Optional — Refactoring With A Cache Key Helper
It’s kind of a drag to have this string interpolation for generating the cache keys just hanging out in our templates. Let’s use a helper to pull it out:
app/helpers/application_helper.rb
module ApplicationHelper
def cache_key_for(model_class, label = "")
prefix = model_class.to_s.downcase.pluralize
count = model_class.count
max_updated = model_class.maximum(:updated_at)
[prefix, label, count, max_updated].join("-")
end
end
app/views/items/index.html.erb
<div class="container">
<% cache cache_key_for(Item, "count") do %>
<div class="row">
<div class="col-sm-12">
<h1><%= @items.count %> Items</h1>
</div>
</div>
<% end %>
<div class="row"></div>
<% cache cache_key_for(Item, "list") do %>
<% @items.each do |item| %>
<div class="col-sm-3">
<h5><%= item.name %></h5>
<%= link_to(image_tag(item.image_url), item_path(item)) %>
<p>
<%= item.description %>
</p>
</div>
<% end %>
<% end %>
</div>
Step 7 - Let Rails Do It For You
app/views/items/index.html.erb
<div class="container">
<div class="row">
<div class="col-sm-12">
<% cache @items.count do %>
<h1><%= @items.count %> Items</h1>
<% end %>
</div>
</div>
<div class="row"></div>
<% cache @items do %>
<% @items.each do |item| %>
<% cache item do %>
<div class="col-sm-3">
<h5><%= item.name %></h5>
<%= link_to(image_tag(item.image_url), item_path(item)) %>
<p>
<%= item.description %>
</p>
</div>
<% end %>
<% end %>
<% end %>
</div>
Note here that on our first load, we are writing all of these fragments, and that when are refreshing, we are doing a much smaller hit to the database.
Caching in Rails pt 2: Low-Level Caching
Rails also has some built in methods for caching in other parts of an application besides the view. Low-level caching is a great option for caching data that comes from an external API.
Low-Level Caching Challenge
With a pair, read through this section of the docs about low-level caching, and see if you can implement it in the IpLocationService class. If you get stuck, check out the caching-complete
branch of the Storedom repo.
Next Steps — If you finish all of the steps above, consider the following challenges
- Russian-doll caching: Currently we’re caching all of the items and orders as a single blob. Can you update your solution to cache the records as a group as well as each individual record by itself? Refer to this section of the Rails guides to get started.

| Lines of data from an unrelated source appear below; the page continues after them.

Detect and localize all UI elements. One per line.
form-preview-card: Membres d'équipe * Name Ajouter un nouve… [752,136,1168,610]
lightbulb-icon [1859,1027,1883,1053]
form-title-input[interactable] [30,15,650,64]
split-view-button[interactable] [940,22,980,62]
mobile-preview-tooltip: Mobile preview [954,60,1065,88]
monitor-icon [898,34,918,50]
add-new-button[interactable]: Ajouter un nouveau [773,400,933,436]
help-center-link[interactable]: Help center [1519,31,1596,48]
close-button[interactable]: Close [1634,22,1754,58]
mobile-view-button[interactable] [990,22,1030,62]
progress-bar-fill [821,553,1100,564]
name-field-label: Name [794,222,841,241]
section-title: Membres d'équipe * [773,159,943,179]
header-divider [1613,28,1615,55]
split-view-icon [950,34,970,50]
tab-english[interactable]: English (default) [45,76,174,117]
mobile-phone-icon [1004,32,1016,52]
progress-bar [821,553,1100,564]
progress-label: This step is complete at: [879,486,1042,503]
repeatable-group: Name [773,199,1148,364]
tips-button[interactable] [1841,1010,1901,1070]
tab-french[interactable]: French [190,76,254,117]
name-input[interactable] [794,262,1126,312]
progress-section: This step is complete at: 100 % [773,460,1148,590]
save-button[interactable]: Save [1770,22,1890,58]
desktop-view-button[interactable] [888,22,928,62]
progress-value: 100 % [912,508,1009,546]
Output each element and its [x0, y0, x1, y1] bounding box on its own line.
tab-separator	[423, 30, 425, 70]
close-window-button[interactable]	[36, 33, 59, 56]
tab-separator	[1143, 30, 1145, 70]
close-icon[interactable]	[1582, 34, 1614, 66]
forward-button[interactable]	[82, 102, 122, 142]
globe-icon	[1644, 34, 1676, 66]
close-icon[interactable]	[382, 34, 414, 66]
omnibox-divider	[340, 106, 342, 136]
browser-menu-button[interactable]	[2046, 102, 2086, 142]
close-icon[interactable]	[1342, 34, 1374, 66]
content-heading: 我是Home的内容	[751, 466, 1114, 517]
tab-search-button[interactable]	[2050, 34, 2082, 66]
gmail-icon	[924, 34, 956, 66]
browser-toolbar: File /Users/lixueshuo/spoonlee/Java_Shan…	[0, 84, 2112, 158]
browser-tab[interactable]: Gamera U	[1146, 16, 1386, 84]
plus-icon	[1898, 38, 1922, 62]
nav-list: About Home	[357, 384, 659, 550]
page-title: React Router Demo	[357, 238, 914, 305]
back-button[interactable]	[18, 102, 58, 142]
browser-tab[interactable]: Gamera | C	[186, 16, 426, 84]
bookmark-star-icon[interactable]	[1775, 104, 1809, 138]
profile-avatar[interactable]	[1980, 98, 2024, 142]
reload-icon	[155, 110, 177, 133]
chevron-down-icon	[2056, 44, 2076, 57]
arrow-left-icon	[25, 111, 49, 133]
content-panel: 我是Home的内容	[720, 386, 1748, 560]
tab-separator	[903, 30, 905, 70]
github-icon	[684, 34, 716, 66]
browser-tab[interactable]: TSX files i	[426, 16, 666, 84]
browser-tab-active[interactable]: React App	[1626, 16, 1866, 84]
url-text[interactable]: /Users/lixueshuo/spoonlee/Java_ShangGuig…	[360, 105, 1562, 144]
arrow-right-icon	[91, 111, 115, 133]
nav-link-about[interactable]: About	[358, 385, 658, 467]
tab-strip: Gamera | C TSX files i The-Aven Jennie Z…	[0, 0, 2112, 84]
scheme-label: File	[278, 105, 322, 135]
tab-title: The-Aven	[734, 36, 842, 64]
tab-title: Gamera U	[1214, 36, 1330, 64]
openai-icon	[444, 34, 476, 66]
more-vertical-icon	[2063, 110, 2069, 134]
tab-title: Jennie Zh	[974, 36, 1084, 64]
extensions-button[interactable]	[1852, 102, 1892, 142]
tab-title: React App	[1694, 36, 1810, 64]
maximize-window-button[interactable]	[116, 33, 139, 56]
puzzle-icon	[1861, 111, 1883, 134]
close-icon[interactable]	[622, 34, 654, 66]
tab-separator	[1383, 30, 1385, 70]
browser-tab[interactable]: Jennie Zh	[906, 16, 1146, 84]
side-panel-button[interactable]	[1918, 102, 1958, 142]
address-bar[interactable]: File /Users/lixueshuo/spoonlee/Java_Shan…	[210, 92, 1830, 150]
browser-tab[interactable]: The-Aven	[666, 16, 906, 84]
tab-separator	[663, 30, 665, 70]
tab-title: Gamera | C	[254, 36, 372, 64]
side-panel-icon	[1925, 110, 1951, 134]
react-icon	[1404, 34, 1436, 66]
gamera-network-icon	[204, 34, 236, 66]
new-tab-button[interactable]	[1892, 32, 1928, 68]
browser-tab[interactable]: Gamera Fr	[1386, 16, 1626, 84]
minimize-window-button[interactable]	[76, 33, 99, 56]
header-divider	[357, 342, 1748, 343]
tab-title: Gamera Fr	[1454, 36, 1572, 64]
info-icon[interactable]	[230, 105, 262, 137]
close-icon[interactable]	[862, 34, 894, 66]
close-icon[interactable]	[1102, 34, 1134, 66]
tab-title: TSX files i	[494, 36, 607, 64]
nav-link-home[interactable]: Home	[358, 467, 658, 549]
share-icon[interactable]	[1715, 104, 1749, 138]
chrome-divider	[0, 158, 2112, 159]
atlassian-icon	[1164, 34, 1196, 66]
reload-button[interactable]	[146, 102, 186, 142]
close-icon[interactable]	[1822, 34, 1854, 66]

- Dependent update – Currently we’re expiring the order display when an order is updated, but what would happen if an item associated with an order was updated (perhaps it changes its name)? At that point the order listing would be incorrect. Fortunately ActiveRecord gives us a
touch
option onbelongs_to
associations to help in this situation. Consult this section of the Rails Guides to see how it works. Add this to your Item<->Order association to get order display to update when a relevant item is updated. - A different storage mechanism: We haven’t really touched on the question of where the cached data is stored. By default rails actually uses the file system to store cached data. Can you update it to use Memcached instead? You’ll want to use this section of the Rails guides as well as some googling to get started. Some of the issues you’ll need to address include: installing memcached (via brew); using the dalli gem to access it; configuring rails to use memcached as its cache store.
A completed repo for this lesson plan can be found on this branch here.